MANTEGA - Estamos vigilantes. Eu tenho uma secretaria no Ministério da
Fazenda que vigia preços, a Secretaria de Acompanhamento Econômico, e, se
houver algum problema, nós vamos lá, abrimos importação, baixamos tarifa, e,
se em algum momento houver alguma pressão, nós vamos agir.
FOLHA - Como o governo trata o aumento de
40% do preço do leite?
MANTEGA - Não é o caso do leite. O leite aumentou de preço porque
subiu no mercado internacional. Houve uma seca na Austrália e o preço do leite
e de seus derivados subiu. No capitalismo, acontece isso. Às vezes, pode
ocorrer uma seca no Sudeste do país e vai faltar milho. O preço sobe. O
problema é: a cesta de consumo do trabalhador subiu ou não? Não subiu. Pelo
contrário, até caiu.
FOLHA - Nesse caso do aumento do preço do
leite, o governo pode tomar alguma atitude para frear esse processo?
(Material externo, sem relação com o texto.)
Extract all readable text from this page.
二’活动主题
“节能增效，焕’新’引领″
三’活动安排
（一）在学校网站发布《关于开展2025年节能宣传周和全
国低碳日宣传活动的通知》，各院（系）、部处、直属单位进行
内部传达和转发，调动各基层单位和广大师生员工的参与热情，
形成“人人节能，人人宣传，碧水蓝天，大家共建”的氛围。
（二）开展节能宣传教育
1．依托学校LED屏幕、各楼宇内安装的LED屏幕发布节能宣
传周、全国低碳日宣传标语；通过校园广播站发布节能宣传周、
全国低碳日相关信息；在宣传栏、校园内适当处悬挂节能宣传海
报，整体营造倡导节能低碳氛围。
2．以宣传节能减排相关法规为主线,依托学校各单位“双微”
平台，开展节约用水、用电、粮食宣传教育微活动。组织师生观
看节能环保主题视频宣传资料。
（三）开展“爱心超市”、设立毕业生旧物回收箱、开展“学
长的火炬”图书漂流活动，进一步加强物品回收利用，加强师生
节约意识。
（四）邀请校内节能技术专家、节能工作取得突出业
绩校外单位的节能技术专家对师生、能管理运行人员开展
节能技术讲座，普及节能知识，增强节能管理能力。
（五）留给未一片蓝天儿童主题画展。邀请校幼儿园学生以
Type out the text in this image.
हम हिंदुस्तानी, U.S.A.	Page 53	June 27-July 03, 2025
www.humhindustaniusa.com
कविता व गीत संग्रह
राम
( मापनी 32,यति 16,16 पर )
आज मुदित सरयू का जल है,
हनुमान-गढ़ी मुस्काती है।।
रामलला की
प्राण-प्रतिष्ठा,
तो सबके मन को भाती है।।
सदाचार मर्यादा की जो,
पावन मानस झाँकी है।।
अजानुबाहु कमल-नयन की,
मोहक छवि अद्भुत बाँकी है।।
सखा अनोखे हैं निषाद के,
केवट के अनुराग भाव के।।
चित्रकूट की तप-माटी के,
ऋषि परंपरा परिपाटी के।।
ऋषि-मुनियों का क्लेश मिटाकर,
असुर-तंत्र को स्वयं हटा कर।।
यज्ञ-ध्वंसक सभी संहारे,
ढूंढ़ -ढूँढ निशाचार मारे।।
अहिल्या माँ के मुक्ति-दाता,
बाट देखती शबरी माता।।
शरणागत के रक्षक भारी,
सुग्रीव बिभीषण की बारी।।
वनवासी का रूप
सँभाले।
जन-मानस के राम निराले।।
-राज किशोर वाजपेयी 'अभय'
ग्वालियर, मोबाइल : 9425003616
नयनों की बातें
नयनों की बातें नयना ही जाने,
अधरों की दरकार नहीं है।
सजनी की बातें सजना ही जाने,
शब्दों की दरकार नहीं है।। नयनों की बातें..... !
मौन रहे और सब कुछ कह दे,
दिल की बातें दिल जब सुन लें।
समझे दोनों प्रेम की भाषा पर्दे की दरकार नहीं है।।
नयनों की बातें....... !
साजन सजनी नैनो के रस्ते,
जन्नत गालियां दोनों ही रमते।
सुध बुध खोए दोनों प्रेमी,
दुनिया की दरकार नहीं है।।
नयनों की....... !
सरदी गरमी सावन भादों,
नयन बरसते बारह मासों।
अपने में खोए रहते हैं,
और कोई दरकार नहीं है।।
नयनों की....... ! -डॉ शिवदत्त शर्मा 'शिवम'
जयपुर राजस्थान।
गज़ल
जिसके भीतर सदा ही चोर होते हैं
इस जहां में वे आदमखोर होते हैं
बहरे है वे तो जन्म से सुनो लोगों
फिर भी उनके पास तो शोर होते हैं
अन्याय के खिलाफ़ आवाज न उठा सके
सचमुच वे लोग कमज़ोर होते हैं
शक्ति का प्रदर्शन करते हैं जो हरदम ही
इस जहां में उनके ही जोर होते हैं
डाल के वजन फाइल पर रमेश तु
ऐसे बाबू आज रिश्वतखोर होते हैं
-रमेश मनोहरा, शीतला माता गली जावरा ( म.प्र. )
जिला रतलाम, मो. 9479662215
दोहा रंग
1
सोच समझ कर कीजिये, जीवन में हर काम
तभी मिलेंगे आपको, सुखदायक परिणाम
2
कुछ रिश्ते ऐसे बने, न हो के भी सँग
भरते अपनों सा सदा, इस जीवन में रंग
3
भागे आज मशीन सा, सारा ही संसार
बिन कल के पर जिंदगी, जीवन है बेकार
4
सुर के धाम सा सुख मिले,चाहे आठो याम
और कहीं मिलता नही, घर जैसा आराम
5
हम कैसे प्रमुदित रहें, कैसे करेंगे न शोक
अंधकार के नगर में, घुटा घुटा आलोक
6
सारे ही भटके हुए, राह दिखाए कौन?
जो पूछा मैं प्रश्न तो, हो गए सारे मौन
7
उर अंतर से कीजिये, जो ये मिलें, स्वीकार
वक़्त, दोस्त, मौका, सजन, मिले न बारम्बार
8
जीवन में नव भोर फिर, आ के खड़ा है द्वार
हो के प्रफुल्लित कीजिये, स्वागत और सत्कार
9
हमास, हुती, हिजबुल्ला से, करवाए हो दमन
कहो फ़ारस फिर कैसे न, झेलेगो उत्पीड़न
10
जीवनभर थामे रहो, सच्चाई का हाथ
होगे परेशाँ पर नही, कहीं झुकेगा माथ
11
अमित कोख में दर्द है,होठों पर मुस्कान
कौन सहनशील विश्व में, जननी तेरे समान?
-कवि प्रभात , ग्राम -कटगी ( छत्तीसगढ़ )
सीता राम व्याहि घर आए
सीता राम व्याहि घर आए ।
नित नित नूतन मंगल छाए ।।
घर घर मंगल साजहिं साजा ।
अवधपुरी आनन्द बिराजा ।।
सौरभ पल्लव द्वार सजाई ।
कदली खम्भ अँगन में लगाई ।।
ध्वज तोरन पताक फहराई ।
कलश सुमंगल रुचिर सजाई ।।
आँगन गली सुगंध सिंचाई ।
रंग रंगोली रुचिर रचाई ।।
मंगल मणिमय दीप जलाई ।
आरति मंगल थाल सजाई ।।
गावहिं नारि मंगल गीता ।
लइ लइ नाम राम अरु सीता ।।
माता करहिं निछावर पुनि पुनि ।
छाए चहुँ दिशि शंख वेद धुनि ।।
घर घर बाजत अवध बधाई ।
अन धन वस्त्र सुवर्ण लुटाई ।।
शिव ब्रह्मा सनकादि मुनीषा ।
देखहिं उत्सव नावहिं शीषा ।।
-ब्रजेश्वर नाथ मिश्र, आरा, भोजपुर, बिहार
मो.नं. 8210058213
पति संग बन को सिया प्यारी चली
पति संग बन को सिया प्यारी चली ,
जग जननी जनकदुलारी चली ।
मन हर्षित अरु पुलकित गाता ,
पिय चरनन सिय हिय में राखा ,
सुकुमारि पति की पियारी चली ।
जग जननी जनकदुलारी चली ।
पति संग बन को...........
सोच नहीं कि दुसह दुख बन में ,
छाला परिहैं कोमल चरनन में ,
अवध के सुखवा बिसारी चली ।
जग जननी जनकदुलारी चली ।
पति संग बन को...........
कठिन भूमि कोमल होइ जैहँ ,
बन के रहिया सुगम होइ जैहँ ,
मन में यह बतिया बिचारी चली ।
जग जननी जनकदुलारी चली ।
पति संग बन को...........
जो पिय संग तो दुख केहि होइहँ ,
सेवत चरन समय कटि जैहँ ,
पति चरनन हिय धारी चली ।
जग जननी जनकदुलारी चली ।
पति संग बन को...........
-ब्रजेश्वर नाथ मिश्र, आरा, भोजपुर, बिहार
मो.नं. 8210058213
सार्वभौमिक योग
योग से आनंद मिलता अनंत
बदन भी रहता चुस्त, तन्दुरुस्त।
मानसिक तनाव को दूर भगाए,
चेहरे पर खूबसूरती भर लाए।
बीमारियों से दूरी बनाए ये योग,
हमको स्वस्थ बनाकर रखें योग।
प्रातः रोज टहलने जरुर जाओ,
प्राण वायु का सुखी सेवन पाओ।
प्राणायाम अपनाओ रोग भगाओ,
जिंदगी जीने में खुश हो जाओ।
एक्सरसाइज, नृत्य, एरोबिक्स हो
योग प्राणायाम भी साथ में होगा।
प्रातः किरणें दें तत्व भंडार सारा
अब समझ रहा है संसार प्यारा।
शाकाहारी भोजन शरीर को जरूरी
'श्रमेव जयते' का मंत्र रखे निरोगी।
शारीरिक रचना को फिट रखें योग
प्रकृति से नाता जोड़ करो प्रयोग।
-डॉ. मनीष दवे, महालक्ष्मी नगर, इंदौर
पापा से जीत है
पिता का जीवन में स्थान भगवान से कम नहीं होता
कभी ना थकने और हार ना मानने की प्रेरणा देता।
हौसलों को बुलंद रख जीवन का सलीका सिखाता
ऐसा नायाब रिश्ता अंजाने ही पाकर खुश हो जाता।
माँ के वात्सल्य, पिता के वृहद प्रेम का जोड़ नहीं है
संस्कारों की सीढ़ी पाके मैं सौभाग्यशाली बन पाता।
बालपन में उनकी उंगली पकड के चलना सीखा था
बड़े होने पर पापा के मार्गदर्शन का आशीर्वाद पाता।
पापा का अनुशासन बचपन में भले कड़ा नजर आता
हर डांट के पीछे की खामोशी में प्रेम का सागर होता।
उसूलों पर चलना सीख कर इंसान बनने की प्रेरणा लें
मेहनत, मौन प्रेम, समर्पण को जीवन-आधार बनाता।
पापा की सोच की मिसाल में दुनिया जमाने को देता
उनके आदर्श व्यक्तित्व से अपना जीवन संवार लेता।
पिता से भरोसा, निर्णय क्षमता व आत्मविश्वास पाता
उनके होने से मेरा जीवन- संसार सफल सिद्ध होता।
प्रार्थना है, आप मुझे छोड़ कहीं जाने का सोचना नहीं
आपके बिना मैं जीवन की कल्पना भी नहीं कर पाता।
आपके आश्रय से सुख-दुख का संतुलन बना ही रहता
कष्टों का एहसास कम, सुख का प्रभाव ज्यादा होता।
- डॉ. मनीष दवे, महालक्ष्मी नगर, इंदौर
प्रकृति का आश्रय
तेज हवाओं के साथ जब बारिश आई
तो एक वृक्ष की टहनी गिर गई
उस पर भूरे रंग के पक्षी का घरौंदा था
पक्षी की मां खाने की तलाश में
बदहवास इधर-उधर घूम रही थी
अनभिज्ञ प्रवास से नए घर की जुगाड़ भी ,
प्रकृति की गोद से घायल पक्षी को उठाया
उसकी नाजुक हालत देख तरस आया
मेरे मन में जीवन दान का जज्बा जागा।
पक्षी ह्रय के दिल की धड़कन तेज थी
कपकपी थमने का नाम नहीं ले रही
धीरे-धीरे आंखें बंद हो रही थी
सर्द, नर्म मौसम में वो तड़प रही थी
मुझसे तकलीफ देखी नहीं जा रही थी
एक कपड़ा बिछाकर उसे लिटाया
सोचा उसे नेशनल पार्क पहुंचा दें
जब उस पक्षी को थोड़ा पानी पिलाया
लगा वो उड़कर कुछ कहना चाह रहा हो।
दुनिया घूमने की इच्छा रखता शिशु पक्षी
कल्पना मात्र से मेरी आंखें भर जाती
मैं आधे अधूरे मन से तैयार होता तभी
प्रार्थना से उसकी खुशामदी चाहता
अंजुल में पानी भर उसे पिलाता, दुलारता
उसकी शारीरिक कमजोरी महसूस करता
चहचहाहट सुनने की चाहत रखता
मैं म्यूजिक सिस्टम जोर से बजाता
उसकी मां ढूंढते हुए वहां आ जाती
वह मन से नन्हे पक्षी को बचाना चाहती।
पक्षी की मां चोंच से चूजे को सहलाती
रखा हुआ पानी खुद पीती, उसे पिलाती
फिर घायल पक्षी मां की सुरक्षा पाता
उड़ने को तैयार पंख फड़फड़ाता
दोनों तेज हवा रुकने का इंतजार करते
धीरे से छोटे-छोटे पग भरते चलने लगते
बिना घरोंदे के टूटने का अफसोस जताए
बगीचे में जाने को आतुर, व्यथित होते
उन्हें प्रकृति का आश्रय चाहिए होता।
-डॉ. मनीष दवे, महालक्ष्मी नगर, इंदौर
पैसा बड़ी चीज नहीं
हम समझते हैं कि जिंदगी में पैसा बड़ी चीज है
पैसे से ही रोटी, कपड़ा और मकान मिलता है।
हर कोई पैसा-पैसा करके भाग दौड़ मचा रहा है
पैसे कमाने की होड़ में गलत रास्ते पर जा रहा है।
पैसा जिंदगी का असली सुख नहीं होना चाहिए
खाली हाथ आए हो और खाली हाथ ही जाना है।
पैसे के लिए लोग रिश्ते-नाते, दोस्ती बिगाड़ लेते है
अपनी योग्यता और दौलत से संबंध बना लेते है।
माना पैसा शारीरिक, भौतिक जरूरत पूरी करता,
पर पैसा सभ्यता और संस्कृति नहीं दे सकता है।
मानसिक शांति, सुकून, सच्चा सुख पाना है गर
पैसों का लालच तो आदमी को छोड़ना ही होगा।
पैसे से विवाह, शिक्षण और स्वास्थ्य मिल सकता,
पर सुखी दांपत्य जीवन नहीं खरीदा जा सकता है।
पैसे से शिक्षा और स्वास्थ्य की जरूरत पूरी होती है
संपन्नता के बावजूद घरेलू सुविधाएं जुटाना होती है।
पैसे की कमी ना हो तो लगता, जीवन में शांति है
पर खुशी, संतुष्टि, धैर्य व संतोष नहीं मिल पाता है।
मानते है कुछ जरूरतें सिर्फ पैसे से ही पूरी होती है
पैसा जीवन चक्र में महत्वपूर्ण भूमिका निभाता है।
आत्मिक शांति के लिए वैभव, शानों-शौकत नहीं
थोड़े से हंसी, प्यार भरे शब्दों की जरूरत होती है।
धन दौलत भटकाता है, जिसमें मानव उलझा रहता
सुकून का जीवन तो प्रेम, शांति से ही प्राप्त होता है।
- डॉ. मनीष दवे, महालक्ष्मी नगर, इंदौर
MANTEGA - Nesse caso do leite, não, porque não é uma coisa
artificial. Não é um dumping, não é um cartel, o leite é uma commodity. E não
há como lutar contra a corrente quando se trata de uma commodity. Subiu mesmo e
isso vai até estimular a oferta aqui. Havia muito tempo o leite perdia dinheiro
no Brasil. Vai ter mais gente produzindo leite.
FOLHA - Como sr. vê o problema da
sobrevalorização do câmbio? O que pode ser feito pelo governo?
MANTEGA - Há alguns problemas para resolver. O câmbio, a
infra-estrutura, esses são os desafios que temos pela frente, como o de
aumentar a oferta de energia elétrica e o de mitigar o efeito do câmbio sobre
alguns setores.
FOLHA - O Mercosul barrou o aumento de
tarifa para os setores de confecções e calçados?
MANTEGA - Não barrou, não. O Paraguai quer que a gente leve os empresários
do setor têxtil para conversar com os de lá. O Paraguai não é contra. Apenas
argumentou que não pode contrariar os empresários de lá e, por isso, pediu
para ajudá-los a convencê-los. Por isso, vamos levar os empresários lá. Já
o Uruguai acabou de adotar medidas que estimulam o setor a crescer e, por isso,
não quer dar mais vantagens, mas nós vamos convencê-los. É assim que
funciona um bloco econômico. Nós vamos ser bem-sucedidos. A Argentina já
topou, não acredito que o Paraguai seja difícil, e o Uruguai será um pouco
mais difícil.
FOLHA
- O BNDES será o gestor da política industrial no país?
MANTEGA -
O Ministério do Desenvolvimento e o BNDES têm essa tarefa de continuar
expandindo a política industrial. Já existe uma política industrial no país.
Quando a gente faz aquele financiamento especial de R$ 3 bilhões que anunciamos
com taxas menores para o setor têxtil, aquilo é política industrial.
O BNDES e o Ministério do Desenvolvimento estão pensando algo de mais impacto
e, quando tiverem, eles vão discutir conosco evidentemente porque sempre tem
medidas tributárias envolvidas ou equalizações que o Tesouro faz.